Hector & cops in cars ... so alone
Terrance
lycidas2 at earthlink.net
Thu Aug 7 15:06:20 CDT 2003
Chinoy, Ely _Automobile Workers and the American Dream_
Assembly line technology reduces skill content, social relations,
eliminates the possibility of self-fulfilment at work,
and is therefore dehumanizing.
Yes, it's best to stick to one's specialty, keep up one's skills an all
...
Consumerism is the result of alienation at work. Out of work pursuits
are often a response to the shortcomings of work induced by technology
or capitalism.
Industrial society brings its characteristic mode of alienation to the
man on the assembly line. Ely Chinoy found that nearly four-fifths of
his sample of automobile workers cherished the dream of leaving the
factory forever.
Mostly they longed for the independence of small businessmen.

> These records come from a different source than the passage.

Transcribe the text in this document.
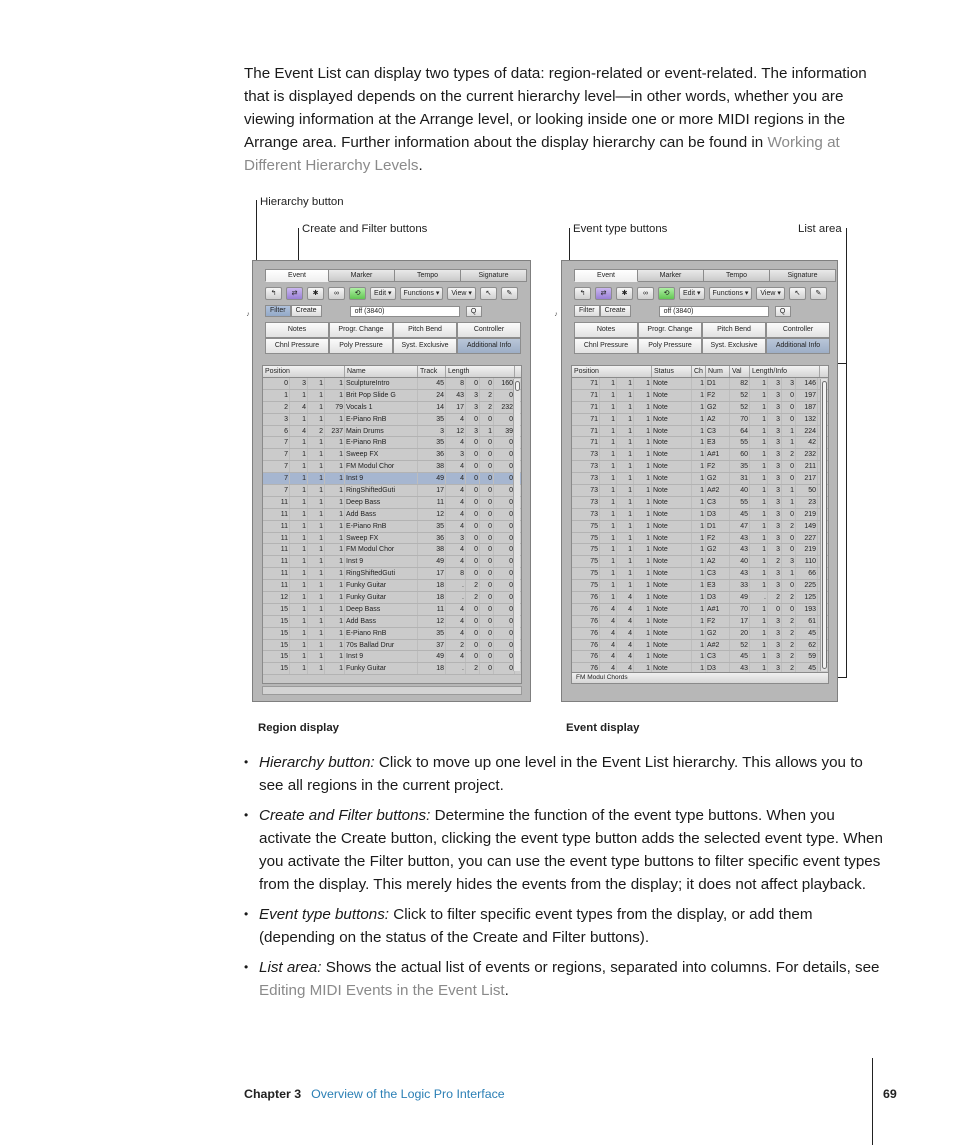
The Event List can display two types of data: region-related or event-related. The information that is displayed depends on the current hierarchy level—in other words, whether you are viewing information at the Arrange level, or looking inside one or more MIDI regions in the Arrange area. Further information about the display hierarchy can be found in Working at Different Hierarchy Levels.

Hierarchy button
Create and Filter buttons	Event type buttons	List area
♪
Event	Marker	Tempo	Signature
↰	⇄	✱	∞	⟲	Edit ▾	Functions ▾	View ▾	↖	✎
Filter	Create	off (3840)	Q
Notes	Progr. Change	Pitch Bend	Controller
Chnl Pressure	Poly Pressure	Syst. Exclusive	Additional Info
Position	Name	Track	Length
0	3	1	1 SculptureIntro	45	8	0	0	160
1	1	1	1 Brit Pop Slide G	24	43	3	2	0
2	4	1	79 Vocals 1	14	17	3	2	232
3	1	1	1 E-Piano RnB	35	4	0	0	0
6	4	2	237 Main Drums	3	12	3	1	39
7	1	1	1 E-Piano RnB	35	4	0	0	0
7	1	1	1 Sweep FX	36	3	0	0	0
7	1	1	1 FM Modul Chor	38	4	0	0	0
7	1	1	1 Inst 9	49	4	0	0	0
7	1	1	1 RingShiftedGuti	17	4	0	0	0
11	1	1	1 Deep Bass	11	4	0	0	0
11	1	1	1 Add Bass	12	4	0	0	0
11	1	1	1 E-Piano RnB	35	4	0	0	0
11	1	1	1 Sweep FX	36	3	0	0	0
11	1	1	1 FM Modul Chor	38	4	0	0	0
11	1	1	1 Inst 9	49	4	0	0	0
11	1	1	1 RingShiftedGuti	17	8	0	0	0
11	1	1	1 Funky Guitar	18	.	2	0	0
12	1	1	1 Funky Guitar	18	.	2	0	0
15	1	1	1 Deep Bass	11	4	0	0	0
15	1	1	1 Add Bass	12	4	0	0	0
15	1	1	1 E-Piano RnB	35	4	0	0	0
15	1	1	1 70s Ballad Drur	37	2	0	0	0
15	1	1	1 Inst 9	49	4	0	0	0
15	1	1	1 Funky Guitar	18	.	2	0	0
♪
Event	Marker	Tempo	Signature
↰	⇄	✱	∞	⟲	Edit ▾	Functions ▾	View ▾	↖	✎
Filter	Create	off (3840)	Q
Notes	Progr. Change	Pitch Bend	Controller
Chnl Pressure	Poly Pressure	Syst. Exclusive	Additional Info
Position	Status	Ch Num	Val	Length/Info
71	1	1	1 Note	1 D1	82	1	3	3	146
71	1	1	1 Note	1 F2	52	1	3	0	197
71	1	1	1 Note	1 G2	52	1	3	0	187
71	1	1	1 Note	1 A2	70	1	3	0	132
71	1	1	1 Note	1 C3	64	1	3	1	224
71	1	1	1 Note	1 E3	55	1	3	1	42
73	1	1	1 Note	1 A#1	60	1	3	2	232
73	1	1	1 Note	1 F2	35	1	3	0	211
73	1	1	1 Note	1 G2	31	1	3	0	217
73	1	1	1 Note	1 A#2	40	1	3	1	50
73	1	1	1 Note	1 C3	55	1	3	1	23
73	1	1	1 Note	1 D3	45	1	3	0	219
75	1	1	1 Note	1 D1	47	1	3	2	149
75	1	1	1 Note	1 F2	43	1	3	0	227
75	1	1	1 Note	1 G2	43	1	3	0	219
75	1	1	1 Note	1 A2	40	1	2	3	110
75	1	1	1 Note	1 C3	43	1	3	1	66
75	1	1	1 Note	1 E3	33	1	3	0	225
76	1	4	1 Note	1 D3	49	.	2	2	125
76	4	4	1 Note	1 A#1	70	1	0	0	193
76	4	4	1 Note	1 F2	17	1	3	2	61
76	4	4	1 Note	1 G2	20	1	3	2	45
76	4	4	1 Note	1 A#2	52	1	3	2	62
76	4	4	1 Note	1 C3	45	1	3	2	59
76	4	4	1 Note	1 D3	43	1	3	2	45
FM Modul Chords
Region display	Event display
• Hierarchy button: Click to move up one level in the Event List hierarchy. This allows you to see all regions in the current project.
• Create and Filter buttons: Determine the function of the event type buttons. When you activate the Create button, clicking the event type button adds the selected event type. When you activate the Filter button, you can use the event type buttons to filter specific event types from the display. This merely hides the events from the display; it does not affect playback.
• Event type buttons: Click to filter specific event types from the display, or add them (depending on the status of the Create and Filter buttons).
• List area: Shows the actual list of events or regions, separated into columns. For details, see Editing MIDI Events in the Event List.
Chapter 3 Overview of the Logic Pro Interface	69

As he approached middle age, the worker sadly renounced his dream, and
resigned himself to the assembly line.
This alienation of man from the machine, which stands against him,
imposing its rhythm on him so that he is a satellite to its motions, is
something that is common to all industrial societies, whether they be
capitalist or socialist.
But Hector is a cop.
A strange delusion possesses the working classes of the nations where
capitalist civilization holds its sway. This delusion drags in its train
the
individual and social woes which for two centuries have tortured sad
humanity. This delusion is the love of work, the furious passion for
work, pushed even to the exhaustion of the vital force of the individual
and his progeny. Instead of opposing this mental aberration, the
priests, the economists and the moralists have cast a sacred halo over
work. Blind and finite men, they have wished to be wiser than their God;
weak and contemptible men, they have presumed to rehabilitate what their
God had cursed. I, who do not profess to be a Christian, an economist or
a moralist, I appeal from their judgment to that of their God; from the
preaching of their religious, economics or free thought ethics, to the
frightful consequences of work in capitalist society.